Panama has an installed capacity of approximately 2,000 MW, over 50% of which is
hydropower. Since Panama experiences a dry season, it supplements hydropower with
thermal generation, primarily fuelled by bunker. The net cost to end users is approximately
$.12/kW h, much of which is attributable to generating costs. Panama is seeking to lower this
cost, as well as smooth out the supply, in order to increase its competitiveness for foreign
direct investment. For comparison with electricity rates in other countries, including the
U.S., please refer to the U.S. Department of Energy’s Energy Information Administration
Panama’s demand for electricity is growing by approximately 50 MW per year. The growth of
the construction sector has generated a steady demand for electricity in the last 5-7 years.

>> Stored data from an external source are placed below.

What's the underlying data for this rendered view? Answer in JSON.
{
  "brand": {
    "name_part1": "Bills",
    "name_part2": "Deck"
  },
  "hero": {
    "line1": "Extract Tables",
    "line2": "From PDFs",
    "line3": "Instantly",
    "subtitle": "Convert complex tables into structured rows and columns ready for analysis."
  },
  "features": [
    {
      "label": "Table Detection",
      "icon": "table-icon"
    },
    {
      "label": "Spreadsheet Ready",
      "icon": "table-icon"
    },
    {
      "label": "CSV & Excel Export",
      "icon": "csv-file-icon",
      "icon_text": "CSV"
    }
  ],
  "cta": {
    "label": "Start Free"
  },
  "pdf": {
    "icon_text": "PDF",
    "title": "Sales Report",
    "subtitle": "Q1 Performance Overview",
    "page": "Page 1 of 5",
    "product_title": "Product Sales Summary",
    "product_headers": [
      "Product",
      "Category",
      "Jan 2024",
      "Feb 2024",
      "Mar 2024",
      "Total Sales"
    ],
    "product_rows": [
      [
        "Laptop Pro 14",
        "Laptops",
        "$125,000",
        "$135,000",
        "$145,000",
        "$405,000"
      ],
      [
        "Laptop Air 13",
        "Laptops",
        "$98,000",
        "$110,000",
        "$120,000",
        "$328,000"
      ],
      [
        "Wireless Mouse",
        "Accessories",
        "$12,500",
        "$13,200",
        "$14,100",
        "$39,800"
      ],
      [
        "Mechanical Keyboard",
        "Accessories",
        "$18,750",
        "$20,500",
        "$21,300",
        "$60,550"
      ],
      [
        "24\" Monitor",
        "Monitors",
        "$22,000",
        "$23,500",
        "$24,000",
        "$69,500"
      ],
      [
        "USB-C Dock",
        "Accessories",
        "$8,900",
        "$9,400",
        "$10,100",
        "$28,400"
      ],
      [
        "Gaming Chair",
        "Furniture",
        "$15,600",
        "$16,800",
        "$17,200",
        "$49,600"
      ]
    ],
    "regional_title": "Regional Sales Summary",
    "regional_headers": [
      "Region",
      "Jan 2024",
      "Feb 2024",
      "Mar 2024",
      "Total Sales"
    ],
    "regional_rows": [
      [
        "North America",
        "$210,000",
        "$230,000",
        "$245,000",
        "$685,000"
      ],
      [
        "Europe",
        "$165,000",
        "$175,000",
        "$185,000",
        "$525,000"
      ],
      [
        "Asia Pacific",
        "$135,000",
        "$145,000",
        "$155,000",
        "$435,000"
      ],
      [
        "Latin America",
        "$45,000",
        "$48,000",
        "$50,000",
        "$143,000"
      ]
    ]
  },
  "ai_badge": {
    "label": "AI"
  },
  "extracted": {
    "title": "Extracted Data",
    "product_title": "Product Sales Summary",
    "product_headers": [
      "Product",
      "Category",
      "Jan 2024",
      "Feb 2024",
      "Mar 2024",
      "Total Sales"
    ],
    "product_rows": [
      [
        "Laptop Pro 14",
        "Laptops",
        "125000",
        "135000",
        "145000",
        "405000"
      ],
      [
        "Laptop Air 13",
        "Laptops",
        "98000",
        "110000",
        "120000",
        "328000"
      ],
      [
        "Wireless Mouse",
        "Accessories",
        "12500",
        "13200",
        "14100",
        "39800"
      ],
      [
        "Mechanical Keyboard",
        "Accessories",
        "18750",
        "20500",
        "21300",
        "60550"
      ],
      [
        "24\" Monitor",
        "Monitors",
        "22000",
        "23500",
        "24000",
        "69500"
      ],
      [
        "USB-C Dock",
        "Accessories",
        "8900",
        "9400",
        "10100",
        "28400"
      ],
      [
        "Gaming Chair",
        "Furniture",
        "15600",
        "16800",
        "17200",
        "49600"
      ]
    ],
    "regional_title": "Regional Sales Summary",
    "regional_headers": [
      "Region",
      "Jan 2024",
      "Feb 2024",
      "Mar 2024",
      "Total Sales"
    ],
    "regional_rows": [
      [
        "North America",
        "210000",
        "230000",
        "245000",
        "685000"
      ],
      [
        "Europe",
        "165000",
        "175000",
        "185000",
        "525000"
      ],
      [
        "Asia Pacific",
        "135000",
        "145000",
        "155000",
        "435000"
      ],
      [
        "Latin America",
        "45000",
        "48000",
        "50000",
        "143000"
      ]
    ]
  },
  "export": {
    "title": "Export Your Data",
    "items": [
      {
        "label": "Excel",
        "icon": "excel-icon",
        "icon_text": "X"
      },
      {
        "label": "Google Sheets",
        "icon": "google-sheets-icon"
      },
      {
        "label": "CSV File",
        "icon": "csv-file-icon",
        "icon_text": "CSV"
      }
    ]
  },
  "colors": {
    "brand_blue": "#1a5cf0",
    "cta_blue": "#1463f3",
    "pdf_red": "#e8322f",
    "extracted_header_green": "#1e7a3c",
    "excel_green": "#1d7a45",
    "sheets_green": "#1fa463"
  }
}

This growth is expected to continue during the next few years driven by the projected
increase in low cost housing construction and the implementation of a number of
infrastructure projects, including the expansion of the Panama Canal. The electric sector in
Panama is controlled by the private sector with the exception of the transmission company
which is fully owned and operated by the government.
The Panamanian market is very receptive to U.S. electrical power equipment. Its high
quality, durability, competitive prices, quick delivery and service capability are the main
factors behind this preference. Price and quality are the main factors in selecting equipment
suppliers, followed by after-sale service, which includes technical assistance.
Competitors come principally from Sweden, Italy, Brazil, Germany and England. Panama has
no particular standards and regulations for power generation equipment. All U.S. made
equipment is readily accepted in Panama.
Sub-Sector Best Prospects
The market offers excellent opportunities for both hydroelectric generators, especially small
and medium size plants, and thermo generators. There is strong interest by several
companies to develop non-traditional energy sources and the government is expected to play
a stronger role in promoting the use of these technologies. The U.S. Trade and Development
Agency (USTDA) published a report in March 2010 on renewable energy projects in Central
America, including Panama, which provides more specifics. To view this report, please click
on the following link: http://buyusainfo.net/docs/x_827397.pdf.
The Government of Panama passed Law No. 45 of August 4, 2004 to provide a number of
incentives for the construction and development of new electric generation plants, especially
hydroelectric plants (up to 20 MW) and other clean energy sources. Also, a new law to
promote wind power generation was passed in 2011.